The differential interpretation of signals can partly be explained by the concept of homophily—the tendency of individuals to connect with those similar to themselves (McPherson et al., 2001). Building on role congruity theory (Eagly & Karau, 2002), female investors may be more inclined to perceive accelerator participation—especially in gender-specific programs—as a credible indicator of competence, since these programs directly address structural barriers faced by women entrepreneurs. For female investors, accelerator signals may therefore resonate both with personal experiences and with a broader awareness of gendered disadvantages within entrepreneurial ecosystems. Within the context of investment decisions, activist choice homophily (Greenberg & Mollick, 2017) further explains why female investors react more positively: their support may be motivated not only by similarity but also by a conscious desire to dismantle structural barriers for women entrepreneurs. This mechanism is reinforced by evidence that the prevailing entrepreneurship prototype is male-coded and agentic, making signals from women more readily accepted when they align with that prototype (Rudman & Phelan, 2008). When women display stereotypically “masculine” (agentic) behaviors to match this prototype, they can also face backlash, which further complicates signal reception.
Similarly, the interviews reinforced the experimental evidence that male investors tend to be more skeptical toward competence signals derived from accelerator participation—particularly when such programs are explicitly gender-specific. This tendency was illustrated in the interviews, where one male investor voiced critical views of gender-specific programs. This aligns with prior studies showing that men often respond more negatively to affirmative action initiatives (Moscoso et al., 2010; Konrad & Hartmann, 2001). Two interrelated mechanisms may explain this skepticism. First, male investors are more likely to adhere to traditional meritocratic norms and interpret gender-specific support as compensatory rather than performance-based (Konrad & Hartmann, 2001). Second, in line with research on gender stereotypes in entrepreneurship, male investors may implicitly associate entrepreneurial competence with agentic, masculine-coded traits, leading them to discount signals that deviate from this prototype (Balachandra et al., 2017; Lee & Huang, 2018). Consistent with earlier evidence showing that women entrepreneurs receive less funding despite offering equivalent signals of competence and experience (Eddleston et al., 2016; Kanze et al., 2018), our results suggest that male investors are more prone to stereotype-driven interpretations that devalue participation in gender-specific accelerator programs.
These insights demonstrate that accelerator signals are not universally effective but filtered through gendered interpretive logics. For female investors, accelerator programs—particularly gender-specific ones—enhance perceptions of competence. For male investors, however, such signals, although enhancing perceptions of competence, appear weaker or less credible, reflecting tensions between gender equality initiatives and entrenched beliefs in meritocracy within entrepreneurship.
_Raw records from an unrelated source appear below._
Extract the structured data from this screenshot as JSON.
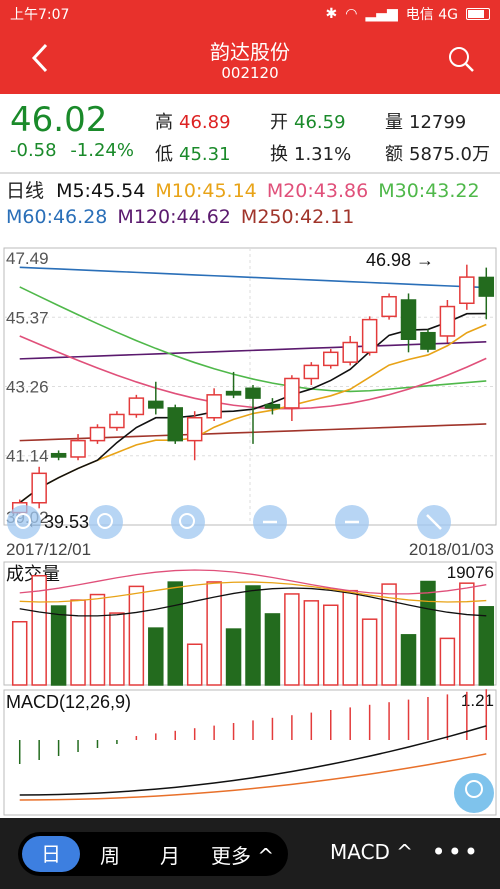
{
  "status": {
    "time": "上午7:07",
    "carrier": "电信 4G"
  },
  "header": {
    "title": "韵达股份",
    "code": "002120"
  },
  "quote": {
    "price": "46.02",
    "change": "-0.58",
    "change_pct": "-1.24%",
    "high_label": "高",
    "high": "46.89",
    "low_label": "低",
    "low": "45.31",
    "open_label": "开",
    "open": "46.59",
    "turnover_label": "换",
    "turnover": "1.31%",
    "volume_label": "量",
    "volume": "12799",
    "amount_label": "额",
    "amount": "5875.0万"
  },
  "ma": {
    "period": "日线",
    "ma5": "M5:45.54",
    "ma10": "M10:45.14",
    "ma20": "M20:43.86",
    "ma30": "M30:43.22",
    "ma60": "M60:46.28",
    "ma120": "M120:44.62",
    "ma250": "M250:42.11"
  },
  "colors": {
    "ma5": "#111111",
    "ma10": "#e8a317",
    "ma20": "#e0507a",
    "ma30": "#4fb84a",
    "ma60": "#2a6fb8",
    "ma120": "#5b1a6e",
    "ma250": "#a0342a",
    "up": "#e33b3b",
    "down": "#236b1e"
  },
  "chart": {
    "y_labels": [
      "47.49",
      "45.37",
      "43.26",
      "41.14",
      "39.02"
    ],
    "max_label": "46.98",
    "min_label": "39.53",
    "date_start": "2017/12/01",
    "date_end": "2018/01/03"
  },
  "chart_data": {
    "type": "candlestick",
    "x_range": [
      "2017/12/01",
      "2018/01/03"
    ],
    "ylim": [
      39.02,
      47.49
    ],
    "candles": [
      {
        "o": 39.4,
        "c": 39.7,
        "h": 39.8,
        "l": 39.3
      },
      {
        "o": 39.7,
        "c": 40.6,
        "h": 40.8,
        "l": 39.53
      },
      {
        "o": 41.2,
        "c": 41.1,
        "h": 41.3,
        "l": 41.0
      },
      {
        "o": 41.1,
        "c": 41.6,
        "h": 41.8,
        "l": 41.0
      },
      {
        "o": 41.6,
        "c": 42.0,
        "h": 42.1,
        "l": 41.5
      },
      {
        "o": 42.0,
        "c": 42.4,
        "h": 42.5,
        "l": 41.9
      },
      {
        "o": 42.4,
        "c": 42.9,
        "h": 43.0,
        "l": 42.3
      },
      {
        "o": 42.8,
        "c": 42.6,
        "h": 43.4,
        "l": 42.4
      },
      {
        "o": 42.6,
        "c": 41.6,
        "h": 42.7,
        "l": 41.5
      },
      {
        "o": 41.6,
        "c": 42.3,
        "h": 42.5,
        "l": 41.0
      },
      {
        "o": 42.3,
        "c": 43.0,
        "h": 43.2,
        "l": 42.2
      },
      {
        "o": 43.1,
        "c": 43.0,
        "h": 43.7,
        "l": 42.9
      },
      {
        "o": 43.2,
        "c": 42.9,
        "h": 43.3,
        "l": 41.5
      },
      {
        "o": 42.7,
        "c": 42.6,
        "h": 42.9,
        "l": 42.4
      },
      {
        "o": 42.6,
        "c": 43.5,
        "h": 43.6,
        "l": 42.2
      },
      {
        "o": 43.5,
        "c": 43.9,
        "h": 44.0,
        "l": 43.3
      },
      {
        "o": 43.9,
        "c": 44.3,
        "h": 44.4,
        "l": 43.8
      },
      {
        "o": 44.0,
        "c": 44.6,
        "h": 44.8,
        "l": 43.9
      },
      {
        "o": 44.3,
        "c": 45.3,
        "h": 45.4,
        "l": 44.2
      },
      {
        "o": 45.4,
        "c": 46.0,
        "h": 46.1,
        "l": 45.3
      },
      {
        "o": 45.9,
        "c": 44.7,
        "h": 46.1,
        "l": 44.3
      },
      {
        "o": 44.9,
        "c": 44.4,
        "h": 45.0,
        "l": 44.3
      },
      {
        "o": 44.8,
        "c": 45.7,
        "h": 45.9,
        "l": 44.6
      },
      {
        "o": 45.8,
        "c": 46.6,
        "h": 46.98,
        "l": 45.6
      },
      {
        "o": 46.59,
        "c": 46.02,
        "h": 46.89,
        "l": 45.31
      }
    ],
    "volume_max_label": "19076",
    "macd_label": "MACD(12,26,9)",
    "macd_max_label": "1.21"
  },
  "labels": {
    "volume_title": "成交量"
  },
  "tabs": {
    "day": "日",
    "week": "周",
    "month": "月",
    "more": "更多 ^",
    "macd": "MACD ^",
    "dots": "•••"
  }
}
This duality underscores the importance of integrating signaling theory with gender studies, as it reveals that the credibility of signals is co-constructed by entrepreneurs and investors within a context of persistent gendered expectations and stereotypes.
Nonetheless, it is important to note that students in the experiment evaluated their investment decisions based solely on the pitch deck. In reality, many angel investors assess start-ups through live pitches and direct interactions with the founding team regarding shared former experiences or the character of the entrepreneur (e.g., Mason et al., 2017; Pierrakis & Owen, 2022; Sapienza et al., 2013; Skalicka et al., 2022), which can have an influence on the assessment of the start-up (X. P. Chen et al., 2009; Clark, 2008; Mason & Harrison, 2003). We therefore postulate that the investment decision is not only determined by the participation in an accelerator program itself, but by the “live” contact with the angel investor. Accordingly, future research should employ richer and more ecologically valid stimuli, such as video pitches or field experiments with real investors, to capture actual decision-making processes more directly. Given that our experimental setting relied on a student sample and on pitch decks only, the results should be interpreted as reflecting perceptions of signals rather than actual investment behavior of angel investors. The scope of the conclusions is therefore deliberately narrowed.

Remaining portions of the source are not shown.